И он с нестарческой силой поволок меня в обратном направлении — к лестнице. Прошлось пролезть еще около пятидесяти метров вверх, что по высоте равняется примерно двадцатиэтажному дому, и мы оказались на железной площадке перед ржавой решетчатой дверью. На двери висел замок. Я хотела было предложить воспользоваться моими отмычками, которые помогли мне в комнате Илюши, но Антон Антоныч молча извлек из кармана большой ключ и вставил в замок. Тот открылся с противным скрежетом.
— И куда ведет этот ход? — спросила я.
— В подвал, говорю.
— Понятно, что не на смотровую площадку Останкинской телебашни!
— А ты не говори, — буркнул дед, — ты иди. Эх, портвешок закончился! — с сожалением добавил он.
Коридор оказался неожиданно коротким — для меня, уже привыкшей к масштабам, показанным мне старым отставным армейским разведчиком. Всего-то метров десять. Мы очутились в подвале, сплошь заваленном шифером и черепицей (часто битыми). Складское помещение. Дед Бородкин с таинственным видом поманил меня пальцем и проговорил:
— У них там то ли каптерка, то ли вахта… черт-те!.. Ты приложи ухо вот к этой квадратной трубочке.
«Квадратная трубочка» оказалась внушительным металлическим сооружением двух метров в диаметре, выпукло выставлявшим свою грань из бетонной стены. Очевидно, это был фрагмент большого вентиляционного хода.
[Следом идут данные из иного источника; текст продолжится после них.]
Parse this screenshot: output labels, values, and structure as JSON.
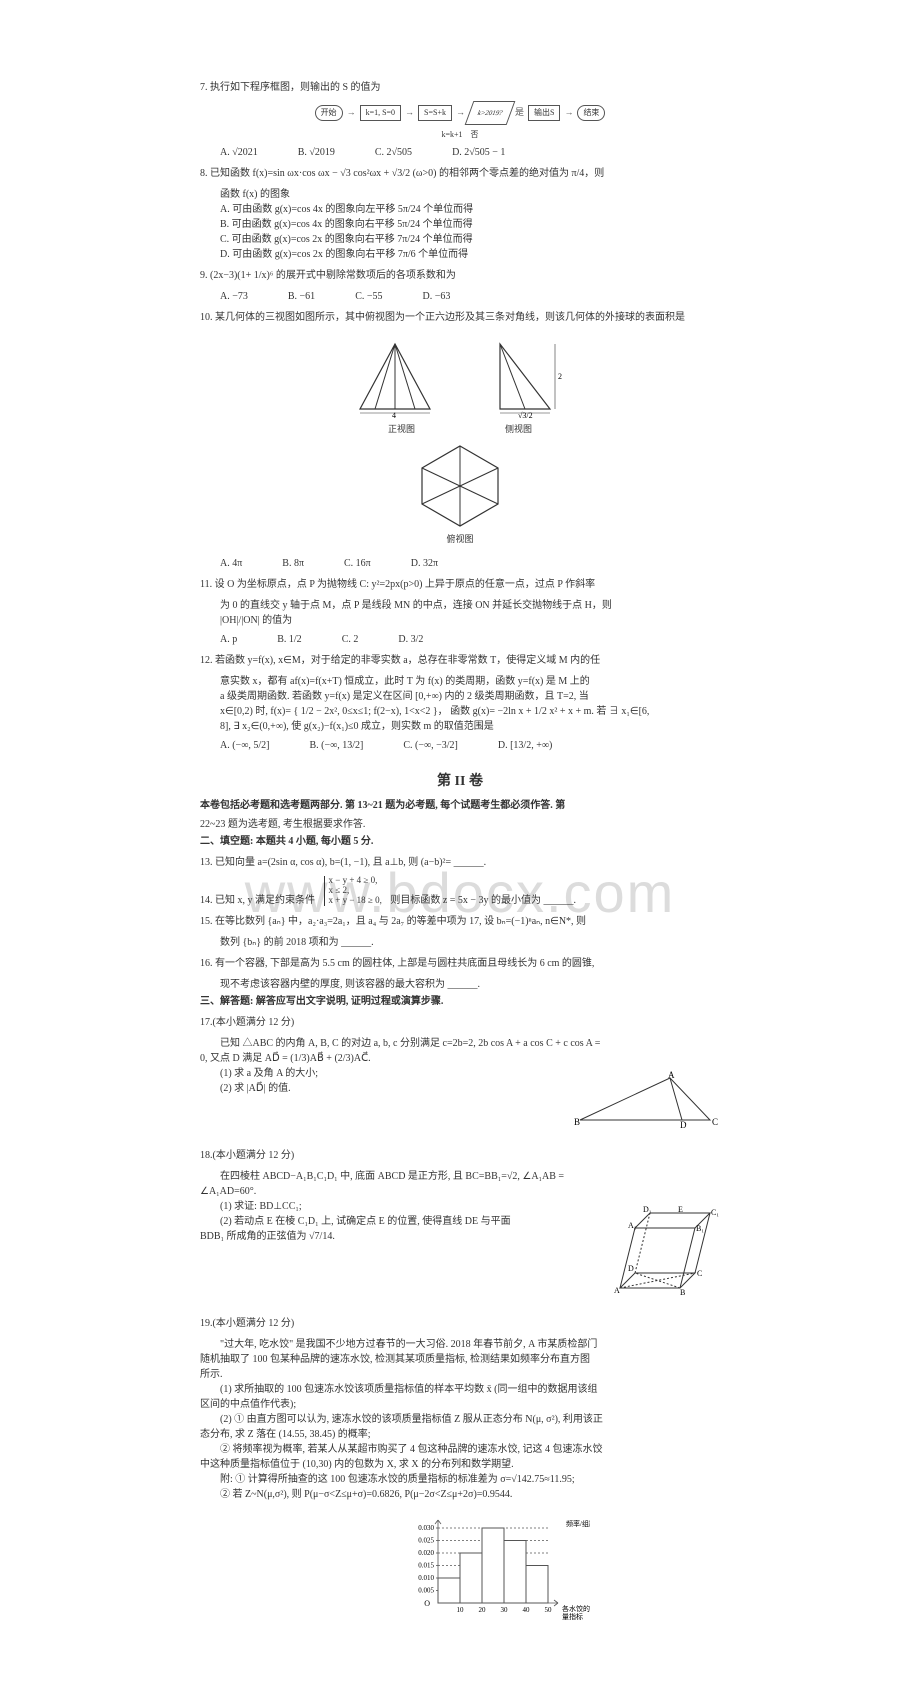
{
  "watermark": "www.bdocx.com",
  "q7": {
    "stem": "7. 执行如下程序框图，则输出的 S 的值为",
    "flow": {
      "start": "开始",
      "init": "k=1\\nS=0",
      "body1": "S=S",
      "body2": "S=S+k",
      "inc": "k=k+1",
      "cond": "k>2019?",
      "out": "输出S",
      "end": "结束",
      "yes": "是",
      "no": "否"
    },
    "A": "A. √2021",
    "B": "B. √2019",
    "C": "C. 2√505",
    "D": "D. 2√505 − 1"
  },
  "q8": {
    "stem1": "8. 已知函数 f(x)=sin ωx·cos ωx − √3 cos²ωx + √3/2 (ω>0) 的相邻两个零点差的绝对值为 π/4，则",
    "stem2": "函数 f(x) 的图象",
    "A": "A. 可由函数 g(x)=cos 4x 的图象向左平移 5π/24 个单位而得",
    "B": "B. 可由函数 g(x)=cos 4x 的图象向右平移 5π/24 个单位而得",
    "C": "C. 可由函数 g(x)=cos 2x 的图象向右平移 7π/24 个单位而得",
    "D": "D. 可由函数 g(x)=cos 2x 的图象向右平移 7π/6 个单位而得"
  },
  "q9": {
    "stem": "9. (2x−3)(1+ 1/x)⁶ 的展开式中剔除常数项后的各项系数和为",
    "A": "A. −73",
    "B": "B. −61",
    "C": "C. −55",
    "D": "D. −63"
  },
  "q10": {
    "stem": "10. 某几何体的三视图如图所示，其中俯视图为一个正六边形及其三条对角线，则该几何体的外接球的表面积是",
    "front": "正视图",
    "side": "侧视图",
    "top": "俯视图",
    "w": "4",
    "h": "2",
    "half": "√3/2",
    "A": "A. 4π",
    "B": "B. 8π",
    "C": "C. 16π",
    "D": "D. 32π"
  },
  "q11": {
    "stem1": "11. 设 O 为坐标原点，点 P 为抛物线 C: y²=2px(p>0) 上异于原点的任意一点，过点 P 作斜率",
    "stem2": "为 0 的直线交 y 轴于点 M，点 P 是线段 MN 的中点，连接 ON 并延长交抛物线于点 H，则",
    "stem3": "|OH|/|ON| 的值为",
    "A": "A. p",
    "B": "B. 1/2",
    "C": "C. 2",
    "D": "D. 3/2"
  },
  "q12": {
    "stem1": "12. 若函数 y=f(x), x∈M，对于给定的非零实数 a，总存在非零常数 T，使得定义域 M 内的任",
    "stem2": "意实数 x，都有 af(x)=f(x+T) 恒成立，此时 T 为 f(x) 的类周期，函数 y=f(x) 是 M 上的",
    "stem3": "a 级类周期函数. 若函数 y=f(x) 是定义在区间 [0,+∞) 内的 2 级类周期函数，且 T=2, 当",
    "stem4": "x∈[0,2) 时, f(x)= { 1/2 − 2x², 0≤x≤1;  f(2−x), 1<x<2 }，  函数 g(x)= −2ln x + 1/2 x² + x + m. 若 ∃ x₁∈[6,",
    "stem5": "8], ∃ x₂∈(0,+∞), 使 g(x₂)−f(x₁)≤0 成立，则实数 m 的取值范围是",
    "A": "A. (−∞, 5/2]",
    "B": "B. (−∞, 13/2]",
    "C": "C. (−∞, −3/2]",
    "D": "D. [13/2, +∞)"
  },
  "sec2": {
    "title": "第 II 卷",
    "intro1": "本卷包括必考题和选考题两部分. 第 13~21 题为必考题, 每个试题考生都必须作答. 第",
    "intro2": "22~23 题为选考题, 考生根据要求作答.",
    "fill": "二、填空题: 本题共 4 小题, 每小题 5 分."
  },
  "q13": "13. 已知向量 a=(2sin α, cos α), b=(1, −1), 且 a⊥b, 则 (a−b)²= ______.",
  "q14": {
    "stem": "14. 已知 x, y 满足约束条件",
    "sys1": "x − y + 4 ≥ 0,",
    "sys2": "x ≤ 2,",
    "sys3": "x + y − 18 ≥ 0,",
    "tail": "则目标函数 z = 5x − 3y 的最小值为 ______."
  },
  "q15": {
    "stem1": "15. 在等比数列 {aₙ} 中，a₂·a₃=2a₁，且 a₄ 与 2a₇ 的等差中项为 17, 设 bₙ=(−1)ⁿaₙ, n∈N*, 则",
    "stem2": "数列 {bₙ} 的前 2018 项和为 ______."
  },
  "q16": {
    "stem1": "16. 有一个容器, 下部是高为 5.5 cm 的圆柱体, 上部是与圆柱共底面且母线长为 6 cm 的圆锥,",
    "stem2": "现不考虑该容器内壁的厚度, 则该容器的最大容积为 ______."
  },
  "solve": "三、解答题: 解答应写出文字说明, 证明过程或演算步骤.",
  "q17": {
    "h": "17.(本小题满分 12 分)",
    "stem1": "已知 △ABC 的内角 A, B, C 的对边 a, b, c 分别满足 c=2b=2, 2b cos A + a cos C + c cos A =",
    "stem2": "0, 又点 D 满足 AD⃗ = (1/3)AB⃗ + (2/3)AC⃗.",
    "p1": "(1) 求 a 及角 A 的大小;",
    "p2": "(2) 求 |AD⃗| 的值.",
    "labels": {
      "A": "A",
      "B": "B",
      "C": "C",
      "D": "D"
    }
  },
  "q18": {
    "h": "18.(本小题满分 12 分)",
    "stem1": "在四棱柱 ABCD−A₁B₁C₁D₁ 中, 底面 ABCD 是正方形, 且 BC=BB₁=√2, ∠A₁AB =",
    "stem2": "∠A₁AD=60°.",
    "p1": "(1) 求证: BD⊥CC₁;",
    "p2": "(2) 若动点 E 在棱 C₁D₁ 上, 试确定点 E 的位置, 使得直线 DE 与平面",
    "p3": "BDB₁ 所成角的正弦值为 √7/14.",
    "labels": {
      "A": "A",
      "B": "B",
      "C": "C",
      "D": "D",
      "A1": "A₁",
      "B1": "B₁",
      "C1": "C₁",
      "D1": "D₁",
      "E": "E"
    }
  },
  "q19": {
    "h": "19.(本小题满分 12 分)",
    "s1": "\"过大年, 吃水饺\" 是我国不少地方过春节的一大习俗. 2018 年春节前夕, A 市某质检部门",
    "s2": "随机抽取了 100 包某种品牌的速冻水饺, 检测其某项质量指标, 检测结果如频率分布直方图",
    "s3": "所示.",
    "p1": "(1) 求所抽取的 100 包速冻水饺该项质量指标值的样本平均数 x̄ (同一组中的数据用该组",
    "p1b": "区间的中点值作代表);",
    "p2": "(2) ① 由直方图可以认为, 速冻水饺的该项质量指标值 Z 服从正态分布 N(μ, σ²), 利用该正",
    "p2b": "态分布, 求 Z 落在 (14.55, 38.45) 的概率;",
    "p3": "② 将频率视为概率, 若某人从某超市购买了 4 包这种品牌的速冻水饺, 记这 4 包速冻水饺",
    "p3b": "中这种质量指标值位于 (10,30) 内的包数为 X, 求 X 的分布列和数学期望.",
    "note1": "附: ① 计算得所抽查的这 100 包速冻水饺的质量指标的标准差为 σ=√142.75≈11.95;",
    "note2": "② 若 Z~N(μ,σ²), 则 P(μ−σ<Z≤μ+σ)=0.6826, P(μ−2σ<Z≤μ+2σ)=0.9544.",
    "hist": {
      "yvals": [
        "0.030",
        "0.025",
        "0.020",
        "0.015",
        "0.010",
        "0.005",
        "O"
      ],
      "xvals": [
        "10",
        "20",
        "30",
        "40",
        "50"
      ],
      "bars": [
        0.01,
        0.02,
        0.03,
        0.025,
        0.015
      ],
      "ylab": "频率/组距",
      "xlab": "各水饺的\n量指标",
      "bar_color": "#ffffff",
      "border_color": "#555555",
      "bg": "#ffffff"
    }
  }
}
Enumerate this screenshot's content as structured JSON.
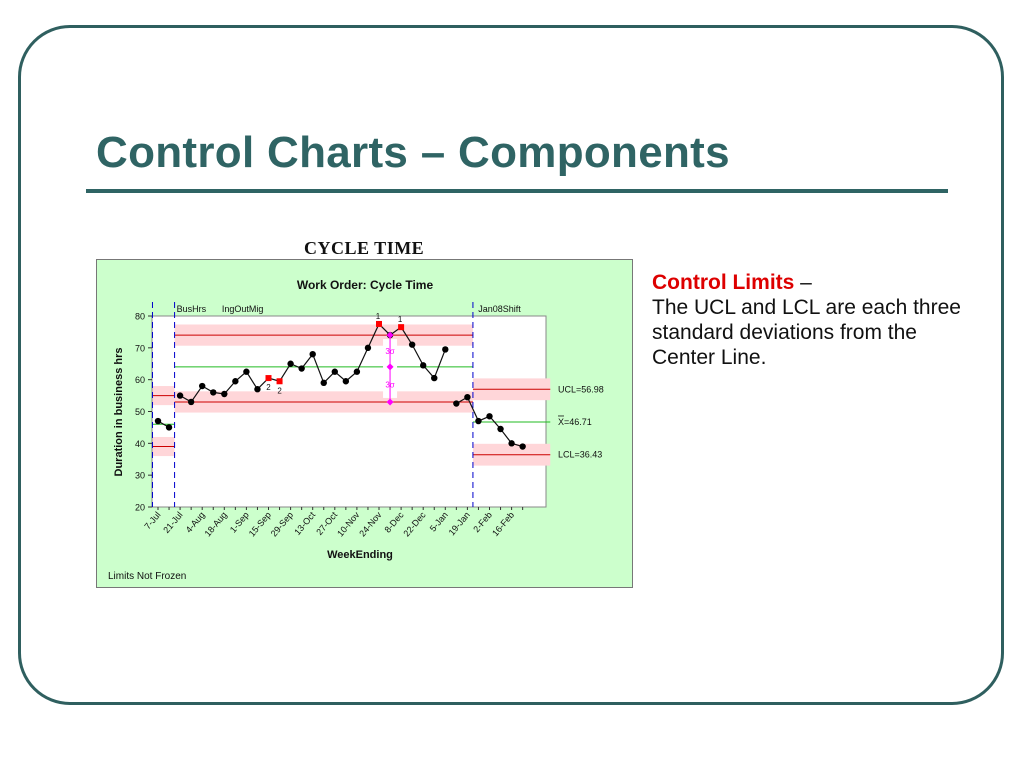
{
  "slide": {
    "title": "Control Charts – Components",
    "chart_caption": "CYCLE TIME"
  },
  "side": {
    "heading": "Control Limits",
    "dash": " –",
    "body": "The UCL and LCL are each three standard deviations from the Center Line."
  },
  "colors": {
    "frame": "#2f5f5f",
    "title": "#2f6464",
    "chart_bg": "#ccffcc",
    "plot_bg": "#ffffff",
    "limit_line": "#cc0000",
    "limit_band": "#ffd6d9",
    "center_line": "#22bb22",
    "data_point": "#000000",
    "out_of_control_point": "#ff0000",
    "sigma_marker": "#ff00ff",
    "phase_divider": "#0000cc",
    "highlight_text": "#dd0000"
  },
  "chart_data": {
    "type": "line",
    "title": "Work Order: Cycle Time",
    "xlabel": "WeekEnding",
    "ylabel": "Duration in business hrs",
    "ylim": [
      20,
      80
    ],
    "yticks": [
      20,
      30,
      40,
      50,
      60,
      70,
      80
    ],
    "x_tick_labels": [
      "7-Jul",
      "21-Jul",
      "4-Aug",
      "18-Aug",
      "1-Sep",
      "15-Sep",
      "29-Sep",
      "13-Oct",
      "27-Oct",
      "10-Nov",
      "24-Nov",
      "8-Dec",
      "22-Dec",
      "5-Jan",
      "19-Jan",
      "2-Feb",
      "16-Feb"
    ],
    "footnote": "Limits Not Frozen",
    "phases": [
      {
        "label": "",
        "start": 0,
        "end": 1,
        "ucl": 55,
        "center": 46,
        "lcl": 39
      },
      {
        "label": "BusHrs",
        "start": 2,
        "end": 28,
        "ucl": 74,
        "center": 64,
        "lcl": 53
      },
      {
        "label": "IngOutMig",
        "start": 2,
        "end": 28,
        "ucl": null,
        "center": null,
        "lcl": null
      },
      {
        "label": "Jan08Shift",
        "start": 29,
        "end": 35,
        "ucl": 56.98,
        "center": 46.71,
        "lcl": 36.43
      }
    ],
    "limit_labels": {
      "ucl": "UCL=56.98",
      "center": "=46.71",
      "center_symbol": "X",
      "lcl": "LCL=36.43"
    },
    "values": [
      47,
      45,
      55,
      53,
      58,
      56,
      55.5,
      59.5,
      62.5,
      57,
      60.5,
      59.5,
      65,
      63.5,
      68,
      59,
      62.5,
      59.5,
      62.5,
      70,
      77.5,
      74,
      76.5,
      71,
      64.5,
      60.5,
      69.5,
      52.5,
      54.5,
      47,
      48.5,
      44.5,
      40,
      39
    ],
    "out_of_control": [
      {
        "index": 10,
        "rule": "2"
      },
      {
        "index": 11,
        "rule": "2"
      },
      {
        "index": 20,
        "rule": "1"
      },
      {
        "index": 22,
        "rule": "1"
      }
    ],
    "sigma_annotation": {
      "label": "3σ",
      "index": 21,
      "upper": 74,
      "center": 64,
      "lower": 53
    }
  }
}
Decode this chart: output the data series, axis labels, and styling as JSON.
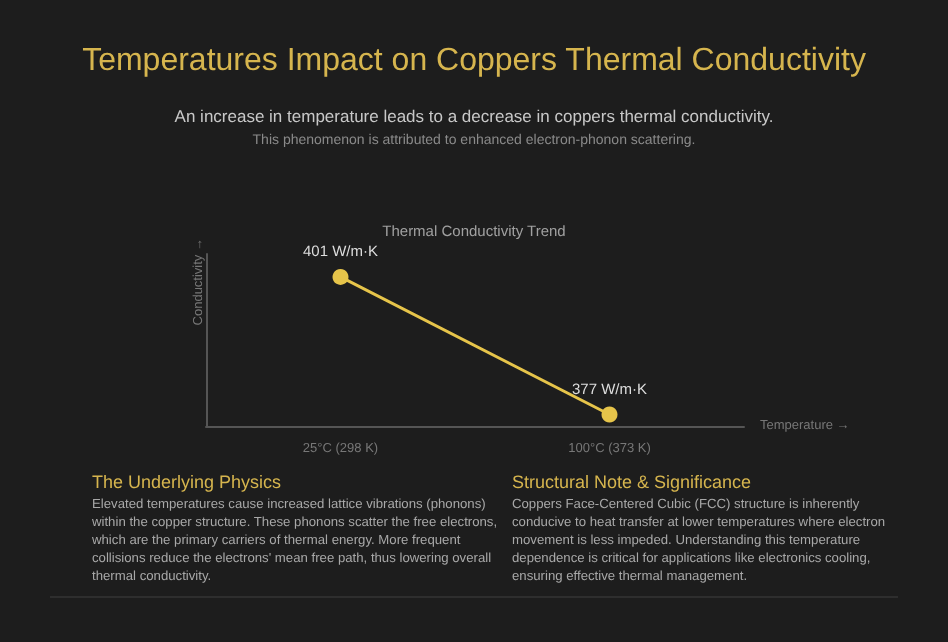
{
  "chart_data": {
    "type": "line",
    "title": "Temperatures Impact on Coppers Thermal Conductivity",
    "subtitle": "An increase in temperature leads to a decrease in coppers thermal conductivity.",
    "annotations": [
      "This phenomenon is attributed to enhanced electron-phonon scattering.",
      "Thermal Conductivity Trend",
      "The Underlying Physics",
      "Elevated temperatures cause increased lattice vibrations (phonons) within the copper structure. These phonons scatter the free electrons, which are the primary carriers of thermal energy. More frequent collisions reduce the electrons' mean free path, thus lowering overall thermal conductivity.",
      "Structural Note & Significance",
      "Coppers Face-Centered Cubic (FCC) structure is inherently conducive to heat transfer at lower temperatures where electron movement is less impeded. Understanding this temperature dependence is critical for applications like electronics cooling, ensuring effective thermal management."
    ],
    "xlabel": "Temperature →",
    "ylabel": "Conductivity →",
    "categories": [
      "25°C (298 K)",
      "100°C (373 K)"
    ],
    "series": [
      {
        "color": "#e6c44a",
        "values": [
          401,
          377
        ],
        "value_labels": [
          "401 W/m·K",
          "377 W/m·K"
        ]
      }
    ],
    "marker": "circle",
    "line_style": "solid",
    "grid": false,
    "tick_labels": "x"
  }
}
Но на всякий случай я спросила:
— А что это такое?
— А воздух проходит, — махнул рукой Антон Антоныч и, очевидно, с целью наглядно продемонстрировать мне циркуляцию воздушных масс, дыхнул на меня. Зря он это сделал. У меня едва не загнулись штопором ресницы. Но я стойко перетерпела химическую атаку, а дед Бородкин продолжал:
— Воздух проходит. Отдушина… это — вентиляция, что ли. А может, лаз. Но тут слыхать, как говорят. Наверху — фирма, говорю. Угадай, кто ее хозяин и кто там главным охранником бегает.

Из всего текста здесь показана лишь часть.